I think it was good of them to try to help this guy get his life back together by offering him a place to stay, even though they knew he had been in prison. But it saddens me that they would never had tried to help him if he were on the registry. Its just more hatred towards registrants and not wanting anything to do with us or offering us a chance.
Unfortunately, the rest of us who are doing no wrong will end up paying for what this POS did to the little girl. More legislation to make it even harder on us who have already been on the registry for years.
But this unfortunate ending just proves what we already know; that [People Forced to Register] are not the ones people should shun and be afraid of.
Registry loophole, you left your little girl with A grown man high on meth, the dude wasn’t even a family member. The registry played a big part into what happened to this little girl, the registry gave these people a false sense of safety from the bad people out there who prey on children, when all along the horrific monster was right under their noses.
Because of this more legislation will be past and life for people on the registry in Texas will be even harder then what it is now.
My first reaction is that if a purported sex crime against a child was pled down to a non-registerable offense, the case couldn’t have been that strong to begin with. More so if whatever he pled guilty to was sentenced to time served or probation. Willing to bet it was one of those “sign now and get out of jail today” things. And all that assumes whatever he was originally accused of was even a sex crime in the first place – “a history of disrespect for young female children” doesn’t have a direct sexual element to it and sounds like a real strain to imply it does.
Second, I doubt the registry was checked as claimed. Maybe it’s a CYA move to cover their own parental incompetence, but I think it more likely made up by an ambulance-chasing trial lawyer. But even so, they knew he was a convicted felon (the sheriff reported he was a friend of the father in another story) and probably knew (or could have known) what he was convicted for and the circumstances around it (sexual misconduct with a 17 year old, the age of consent in Texas). One story claimed he was convicted for enticing a child, but I found no such statute in the current or previous Texas statutes.
Third, nowhere in this or another other related story is there one single report, claim, or indication of any sexual assault or misconduct by the accused on the victim.

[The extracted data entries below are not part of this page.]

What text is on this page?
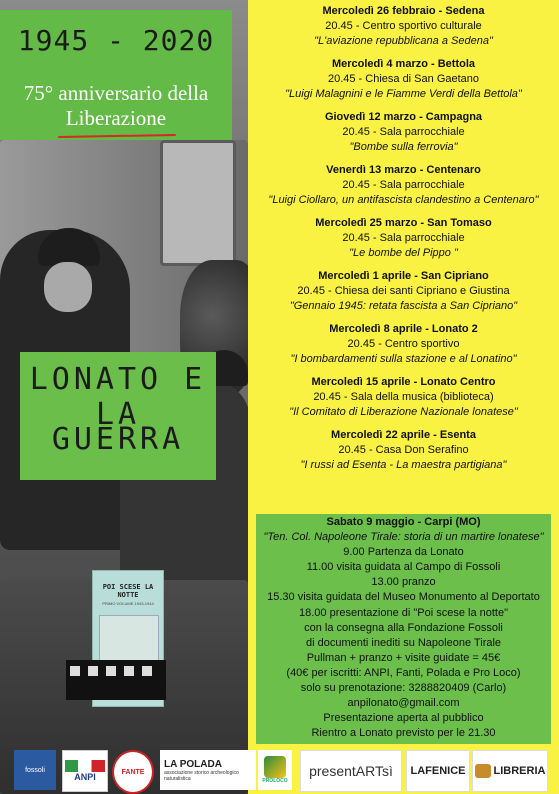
1945 - 2020
75° anniversario della
Liberazione
LONATO E LA
GUERRA
POI SCESE LA NOTTE
PRIMO VOLUME 1943-1944
Mercoledì 26 febbraio - Sedena
20.45 - Centro sportivo culturale
"L'aviazione repubblicana a Sedena"
Mercoledì 4 marzo - Bettola
20.45 - Chiesa di San Gaetano
"Luigi Malagnini e le Fiamme Verdi della Bettola"
Giovedì 12 marzo - Campagna
20.45 - Sala parrocchiale
"Bombe sulla ferrovia"
Venerdì 13 marzo - Centenaro
20.45 - Sala parrocchiale
"Luigi Ciollaro, un antifascista clandestino a Centenaro"
Mercoledì 25 marzo - San Tomaso
20.45 - Sala parrocchiale
"Le bombe del Pippo "
Mercoledì 1 aprile - San Cipriano
20.45 - Chiesa dei santi Cipriano e Giustina
"Gennaio 1945: retata fascista a San Cipriano"
Mercoledì 8 aprile - Lonato 2
20.45 - Centro sportivo
"I bombardamenti sulla stazione e al Lonatino"
Mercoledì 15 aprile - Lonato Centro
20.45 - Sala della musica (biblioteca)
"Il Comitato di Liberazione Nazionale lonatese"
Mercoledì 22 aprile - Esenta
20.45 - Casa Don Serafino
"I russi ad Esenta - La maestra partigiana"
Sabato 9 maggio - Carpi (MO)
"Ten. Col. Napoleone Tirale: storia di un martire lonatese"
9.00 Partenza da Lonato
11.00 visita guidata al Campo di Fossoli
13.00 pranzo
15.30 visita guidata del Museo Monumento al Deportato
18.00 presentazione di "Poi scese la notte"
con la consegna alla Fondazione Fossoli
di documenti inediti su Napoleone Tirale
Pullman + pranzo + visite guidate = 45€
(40€ per iscritti: ANPI, Fanti, Polada e Pro Loco)
solo su prenotazione: 3288820409 (Carlo)
anpilonato@gmail.com
Presentazione aperta al pubblico
Rientro a Lonato previsto per le 21.30
fossoli
ANPI	FANTE
LA POLADA
associazione storico archeologico naturalistica	PROLOCO
presentARTsì	LAFENICE	LIBRERIA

As if this girl’s death weren’t horrifying enough, the implication that the sex offense registry could have prevented it is simply absurd. Exactly how could the sex offense registry predict murder?
Meth, prison, Hitler tattoos, what could go wrong?
If the parents knew he was incarcerated, you’d think they ask him what he was in for for? It probably wouldn’t matter, because that creature would probably lie to their face and tell them he robbed a bank, instead of enticing a child. Sadly these Texas lawmakers don’t see it as a person on the registry didn’t commit this crime; they see it as we need to expand the definition of a registered [person]. Then next time we can say a person on the registry committed this crime
They say their faith teaches them to believe in second chances, however they want to use the tragic murder of their loved one to punish others that had nothing to do with her not being here.